I Love Search Suggest

The first time I saw Google Lab’s suggest function, I spent about two hours just playing around with it. Granted, my idea of fun differs from most people’s, but I really think this is an important innovation in search practices. It’s a great example of a technology that solves a problem so effectively that it’s bound to become ubiquitous.

By now, you’ve probably seen this: it’s a list that drops down from a search box as you type, showing query strings similar to the one you’re typing. In usability testing of search engines that don’t have suggest functions, I’ve seen many users struggling to formulate just the right combination of words that will produce matches for the information need locked up in their heads. Search suggest makes that task easier.

As users become accustomed to selecting suggestions from this list, you can expect that their queries will converge on fewer and fewer phrasings, which will in turn make optimization efforts more effective since people will use phrasings that have already been optimized more often.

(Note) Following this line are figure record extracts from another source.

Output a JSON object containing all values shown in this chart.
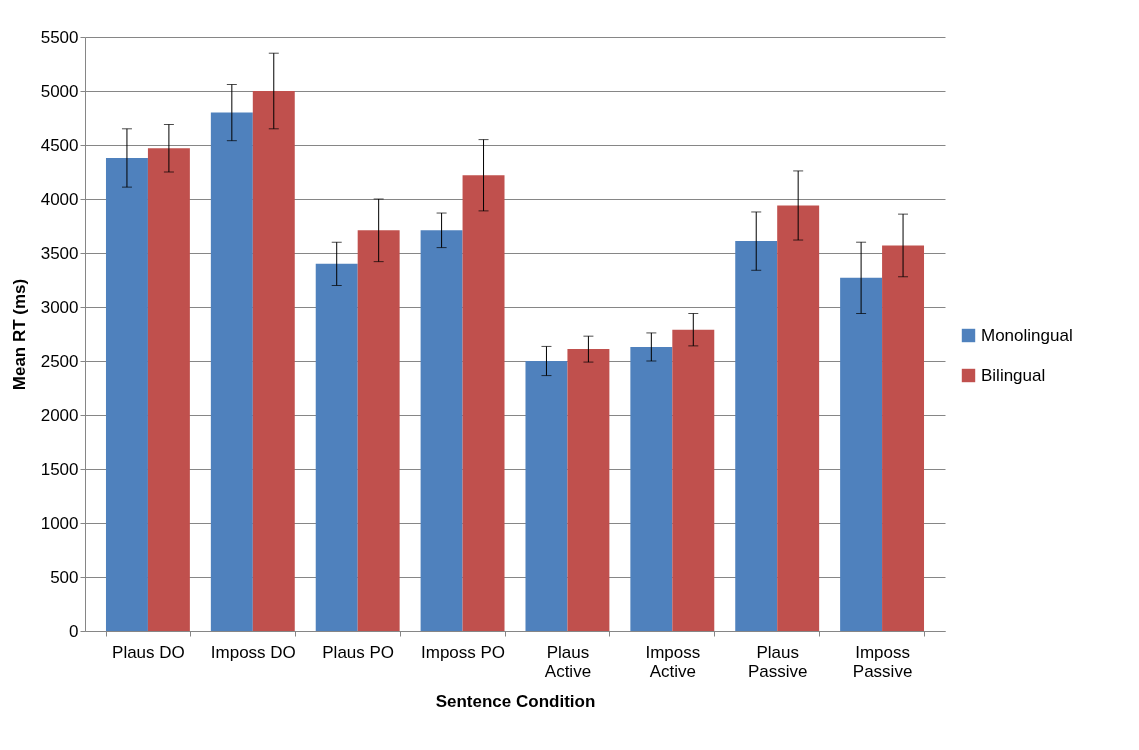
{
  "chart_data": {
    "type": "bar",
    "xlabel": "Sentence Condition",
    "ylabel": "Mean RT (ms)",
    "categories": [
      "Plaus DO",
      "Imposs DO",
      "Plaus PO",
      "Imposs PO",
      "Plaus Active",
      "Imposs Active",
      "Plaus Passive",
      "Imposs Passive"
    ],
    "series": [
      {
        "name": "Monolingual",
        "color": "#4f81bd",
        "values": [
          4380,
          4800,
          3400,
          3710,
          2500,
          2630,
          3610,
          3270
        ],
        "errors": [
          270,
          260,
          200,
          160,
          135,
          130,
          270,
          330
        ]
      },
      {
        "name": "Bilingual",
        "color": "#c0504d",
        "values": [
          4470,
          5000,
          3710,
          4220,
          2610,
          2790,
          3940,
          3570
        ],
        "errors": [
          220,
          350,
          290,
          330,
          120,
          150,
          320,
          290
        ]
      }
    ],
    "ylim": [
      0,
      5500
    ],
    "yticks": [
      0,
      500,
      1000,
      1500,
      2000,
      2500,
      3000,
      3500,
      4000,
      4500,
      5000,
      5500
    ],
    "grid": "y",
    "legend": "right"
  }
}
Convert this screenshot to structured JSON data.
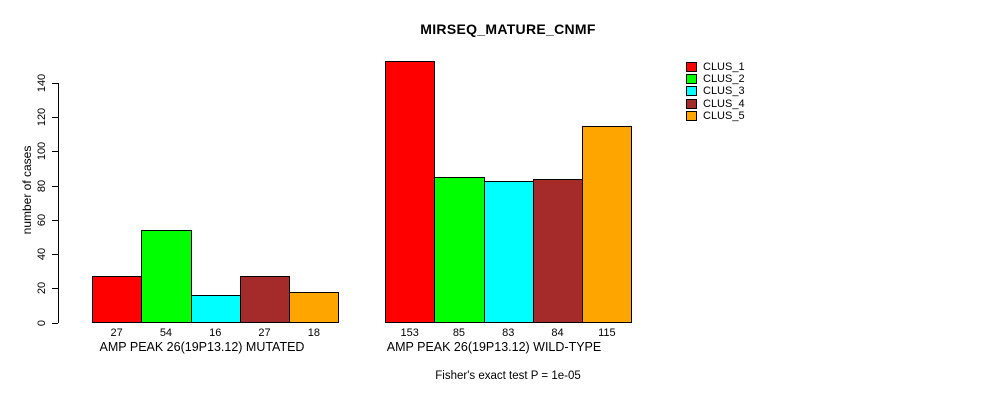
{
  "chart_data": {
    "type": "bar",
    "title": "MIRSEQ_MATURE_CNMF",
    "ylabel": "number of cases",
    "footer": "Fisher's exact test P = 1e-05",
    "yticks": [
      0,
      20,
      40,
      60,
      80,
      100,
      120,
      140
    ],
    "ylim": [
      0,
      153
    ],
    "grid": false,
    "legend_position": "top-right",
    "groups": [
      {
        "label": "AMP PEAK 26(19P13.12) MUTATED",
        "values": [
          27,
          54,
          16,
          27,
          18
        ]
      },
      {
        "label": "AMP PEAK 26(19P13.12) WILD-TYPE",
        "values": [
          153,
          85,
          83,
          84,
          115
        ]
      }
    ],
    "legend": [
      {
        "label": "CLUS_1",
        "color": "#FF0000"
      },
      {
        "label": "CLUS_2",
        "color": "#00FF00"
      },
      {
        "label": "CLUS_3",
        "color": "#00FFFF"
      },
      {
        "label": "CLUS_4",
        "color": "#A52A2A"
      },
      {
        "label": "CLUS_5",
        "color": "#FFA500"
      }
    ]
  }
}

I’m not sure who thought of it first, but you’re starting to see suggest everywhere in slightly differing flavors:

  • Google suggest lists queries that other people have tried, in descending order of popularity. That approach makes good sense: if many users are searching for something, it’s more likely that you’re searching for it too. As a result, the suggest function often seems to anticipate what you’re trying to find.
  • Ask.com’s implementation is very similar to Google’s, but lacks the annotation listing the number of results you’ll get if you submit that query. I think that’s unfortunate, because its presence on Google Suggest helps users evaluate the specificity of the search before submitting it.
  • Yahoo’s version matches against words in the middle of the search string, instead of just those that are at the beginning. This seems like a very good idea, because it removes the somewhat unfair burden on the user to type the right words first. But it’s also a more complicated algorithm, and I’d be curious to learn about its reliability.
  • Google Finance’s version may belong in a different class of suggest functions altogether. While it looks similar to other implementations, it’s only providing suggestions for known items in its database. When you submit a suggested string, you don’t get a list of search results; you get a single page for that item. This opens an important question about what the user’s typical expectations are for suggest functions. In this case, the function is promising “these are things for which there is a known match,” but in the cases above it’s just saying “these are searches that other people have tried”. I wonder if that dichotomy causes problems for users.
  • Apple has, as it always does, gone all out and included short descriptions, images, and groupings in its drop-down. Apple mixes known items with search result lists, but moves you strongly toward picking queries with one best answer. It’s an ambitious approach, and I think it’s fantastically successful.

Depending upon the implementation selected, a suggest function can also be relatively easy to build. Given the high ratio of benefit to complexity, I would expect to see suggestion features become more or less standard over the next few years. Let’s say that by mid-2010, your site will start to look behind the times if it doesn’t have one.